Thoughts and Reflections
I had very much looked forward to reading this book and was anxious for a taste of Japanese literature in the early 1900s. The book maintained many of those features that I have come to enjoy in Japanese literature, this balance between nature and the city, the descriptive writing, the ability of the characters to be silent.
I was very absorbed in the first half of the book, wondering where the story was going, how the characters lives entwined, and so on. However, at the halfway point, I felt the need to put the book aside and distance from it for a period of time (just a few days or a week). I no longer understood the actions of the protagonist and didn't want to watch him wander down his chosen path. Once I felt removed enough to resume reading, I again became absorbed in the lives of the characters.
On the one hand, I found the book profound, yet, on the other, superficial. I enjoyed the writing style, but aspects of the book escape me. The ending to me was abrupt. The protagonist reads the letter from Sensei, his mentor, and then the book ends. There is no discussion of what happens after the letter, what about the characters, how do they continue to live, how have their lives been changed. Though, undoubtedly, the author had his reasons for ending the book this way, I felt more was needed.
The author spent a considerable amount of time describing the protagonist with his family and with his dying father. However, this portion of the novel makes little sense to me. I see no purpose for it. The only potential reason that I can tell, is that in the eyes of the protagonist, the death of his mentor is more important or devastating than the death of his father. Perhaps because he had time to prepare for one, but not the other. Regardless, the pages describing his family life seems out of place; the plot is dropped.

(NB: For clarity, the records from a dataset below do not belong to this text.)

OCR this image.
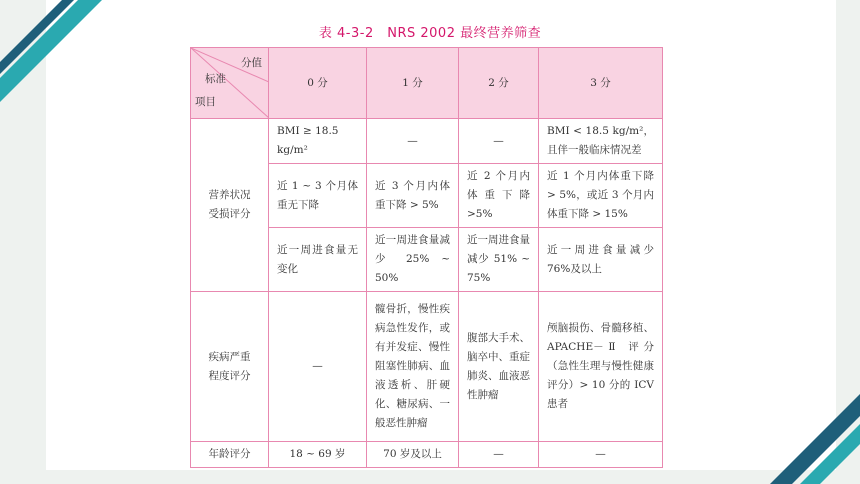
表 4-3-2　NRS 2002 最终营养筛查
分值
标准
项目	0 分	1 分	2 分	3 分
营养状况受损评分	BMI ≥ 18.5 kg/m²	—	—	BMI < 18.5 kg/m²，且伴一般临床情况差
	近 1 ~ 3 个月体重无下降	近 3 个月内体重下降 > 5%	近 2 个月内体重下降 >5%	近 1 个月内体重下降 > 5%，或近 3 个月内体重下降 > 15%
	近一周进食量无变化	近一周进食量减少 25% ~ 50%	近一周进食量减少 51% ~ 75%	近一周进食量减少 76%及以上
疾病严重程度评分	—	髋骨折，慢性疾病急性发作，或有并发症、慢性阻塞性肺病、血液透析、肝硬化、糖尿病、一般恶性肿瘤	腹部大手术、脑卒中、重症肺炎、血液恶性肿瘤	颅脑损伤、骨髓移植、APACHE－Ⅱ 评分（急性生理与慢性健康评分）> 10 分的 ICV 患者
年龄评分	18 ~ 69 岁	70 岁及以上	—	—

The novel talks about how the decisions of youth affect adulthood and of pain and suffering in life. One character was unable to recover from the death of a friend, whose death he felt responsible for. Another character was unable to recover from the betrayal of a friend and loss of the one he loved. I was able to relate to the young Sensei when emotions prevented him from acting kindly towards his friend. However, the consequences of his actions devastated him and caused him grief until his dying day, consequences that one hopes never to realise in their lifetime. It is difficult to blame any one character for the events, as each character was acting as he or she saw fit. No one could anticipate the end result. The title of the novel, Kokoro, evidently means "heart" in Japanese, a very appropriate title considering the plot.
The book sheds some light on the perception of women during this time period. Women were not considered highly and the book tossed out quite a few slights against the intellectual ability of women. The treatment of women was not altogether surprising and I found the slights somewhat comical. I was relieved women are no longer considered to be intellectually deficient compared to men in many countries worldwide (though I realise this is not the case everywhere).
I enjoyed the novel and was easily able to become interested in the lives of the characters. I did not always understand the motives of the characters or the author's reasoning in his novel. I am also not entirely sure what to take away from this novel. I can't quote any wise words taken from the plot or themes. Nonetheless, the book is not easily forgotten.
Natsume Soseki was born in 1867. His birth evidently brought a degree of disgrace to his family, being born late in the life of his parents, long after their first five children. As a result, he was adopted to another family until he was 9 years old, at which point the couple divorced and he returned to his natural family. He became interested in literature during middle school in Tokyo. His family disapproved of his intention to become a writer, so when Soseki entered the Tokyo Imperial University to become an architect. Being encouraged in his writing by a friend, Soseki entered the English Department at the University in 1890, graduating in 1893. He did some graduate work and enrolled in Normal School to become a teacher. From 1895 he worked as a teacher, but also began publishing some of his works. He was married in 1896. In 1900, he was sent to study in Great Britain, being Japan's first English literature scholar. He studies in Great Britain for three years, a period of time which he evidently didn't enjoy. After his return to Japan, he became a professor of English literature at the Tokyo Imperial University. He's reputation as a writer became established through the publication of Bochan in 1905 and Kusamakura in 1906. He died in 1916.
Things I Liked About This Novel
1. I liked the characters and found myself caught up in the story of their lives.
2. As is often the case with Japanese literature, I enjoyed the writing style.
3. I appreciated the discussion of emotions, youthful folly, and the consequences of actions.